Thanksgiving will be different this year given the pandemic. Many traditions will likely continue — at a social distance, of course — including acts of charity, giving thanks, and reflections on the past year. Food will certainly be a part of Thanksgiving, though affording enough food is an even greater struggle for too many of our friends, family, and neighbors this year. Our state’s existing problems with poverty and food insecurity were exacerbated by the twin health and economic crises driven by Covid-19. Despite the enormity of the problem – a look at the policy responses to the crises over the past year clarifies one thing: hunger is a solvable problem.
When the pandemic and shelter in place orders first began, Governor Newsom ordered school meals to continue and demanded that barriers to CalFresh be removed. Congress authorized stimulus payments. The U.S. Department of Agriculture offered “waivers” to states to make a wide range of nutrition programs easier to access. And perhaps the biggest policy success: In just a few short months California’s Pandemic EBT program provided $1.4 billion in food aid to children eligible for free school meals but not at school.
Many of these pandemic policies have been very effective and well-received – so much so that policymakers should take action to make similar policies permanent: Expand the number of schools in California that serve all students for free. Make CalFresh access improvements permanent, including ensuring all Californians can complete an application by phone. And in the spirit of Pandemic EBT, “Summer EBT” food benefits should be provided to students eligible for free meals when school is closed for the summer.
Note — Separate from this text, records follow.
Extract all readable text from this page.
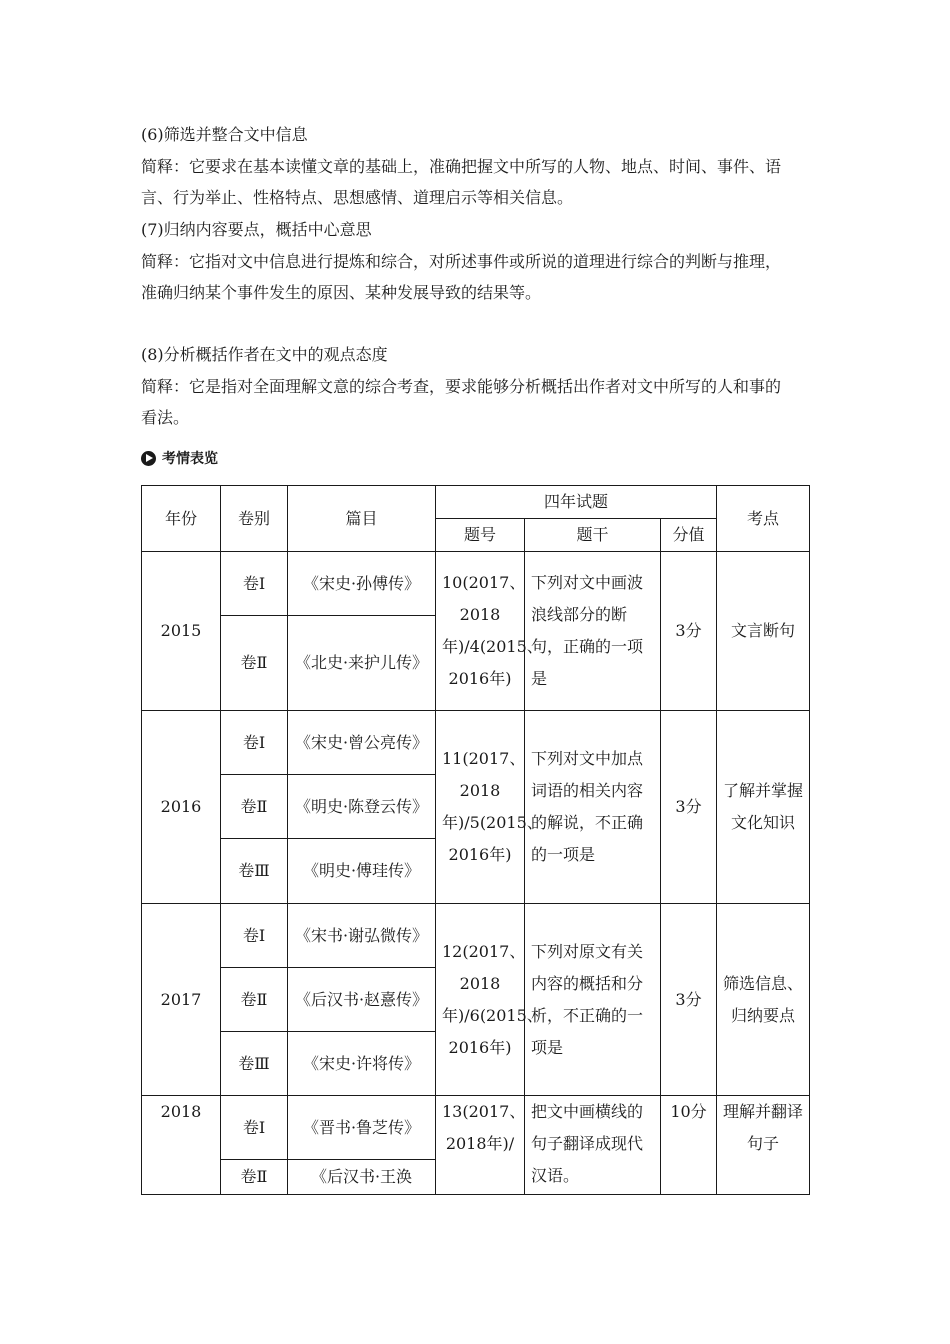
(6)筛选并整合文中信息
简释：它要求在基本读懂文章的基础上，准确把握文中所写的人物、地点、时间、事件、语
言、行为举止、性格特点、思想感情、道理启示等相关信息。
(7)归纳内容要点，概括中心意思
简释：它指对文中信息进行提炼和综合，对所述事件或所说的道理进行综合的判断与推理，
准确归纳某个事件发生的原因、某种发展导致的结果等。
(8)分析概括作者在文中的观点态度
简释：它是指对全面理解文意的综合考查，要求能够分析概括出作者对文中所写的人和事的
看法。
考情表览
年份	卷别	篇目	四年试题			考点
			题号	题干	分值	
2015	卷Ⅰ	《宋史·孙傅传》	10(2017、2018年)/4(2015、2016年)	下列对文中画波浪线部分的断句，正确的一项是	3分	文言断句
	卷Ⅱ	《北史·来护儿传》				
2016	卷Ⅰ	《宋史·曾公亮传》	11(2017、2018年)/5(2015、2016年)	下列对文中加点词语的相关内容的解说，不正确的一项是	3分	了解并掌握文化知识
	卷Ⅱ	《明史·陈登云传》				
	卷Ⅲ	《明史·傅珪传》				
2017	卷Ⅰ	《宋书·谢弘微传》	12(2017、2018年)/6(2015、2016年)	下列对原文有关内容的概括和分析，不正确的一项是	3分	筛选信息、归纳要点
	卷Ⅱ	《后汉书·赵憙传》				
	卷Ⅲ	《宋史·许将传》				
2018	卷Ⅰ	《晋书·鲁芝传》	13(2017、2018年)/	把文中画横线的句子翻译成现代汉语。	10分	理解并翻译句子
	卷Ⅱ	《后汉书·王涣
Despite these promising changes, without racial justice, there won’t be food for all. During the pandemic, Black households in California have been three and half times more likely to experience food insufficiency than white households. From educational opportunity to lending practices to tax laws, policies in California and the nation at large have disproportionately benefited white, wealthy individuals at the expense of others. Such policies create inequities that can drive the need for food assistance and the experience of applicants worsens the situation.
Stakeholders have told us that their clients experience racism — systemic and outright — in trying to access food assistance. One client internalized the experience as a “price that had to be paid.” Imagine what that might feel like — just trying to feed your family during this national time of reckoning on racism and knowing that microaggressions and racist treatment are the tradeoff. Accepting differential treatment or outright racism is not a price one should have to pay.
Additionally, many immigrants have been left out of key Covid recovery responses. While a significant number of immigrants have continued to be employed during the crisis as “essential” others have faced work reductions or job loss despite often being ineligible for public stimulus dollars. In addition, exclusionary policies prevent many immigrants from accessing the benefits of programs like CalFresh — benefits that have been so critical to individuals and to our struggling economy. Policymakers should commit to ensuring all Californians have equitable access to nutritious, affordable food, no matter where they were born.
It shouldn’t have taken a pandemic for us to make some of these changes. But the success of these changes shows that hunger is a problem that can be solved and that policy action needs to be a large part of the solution. As Governor Newsom and the state legislature make plans for 2021 they must address racial disparities, provide food aid regardless of immigration status, and build upon the positive food policy actions emerging in the pandemic. Everyone in California should have enough to eat not just this Thanksgiving, not just through the pandemic, but into the uncertain times ahead.
George Manalo-LeClair is the executive director of Nourish California, formerly known as California Food Policy Advocates.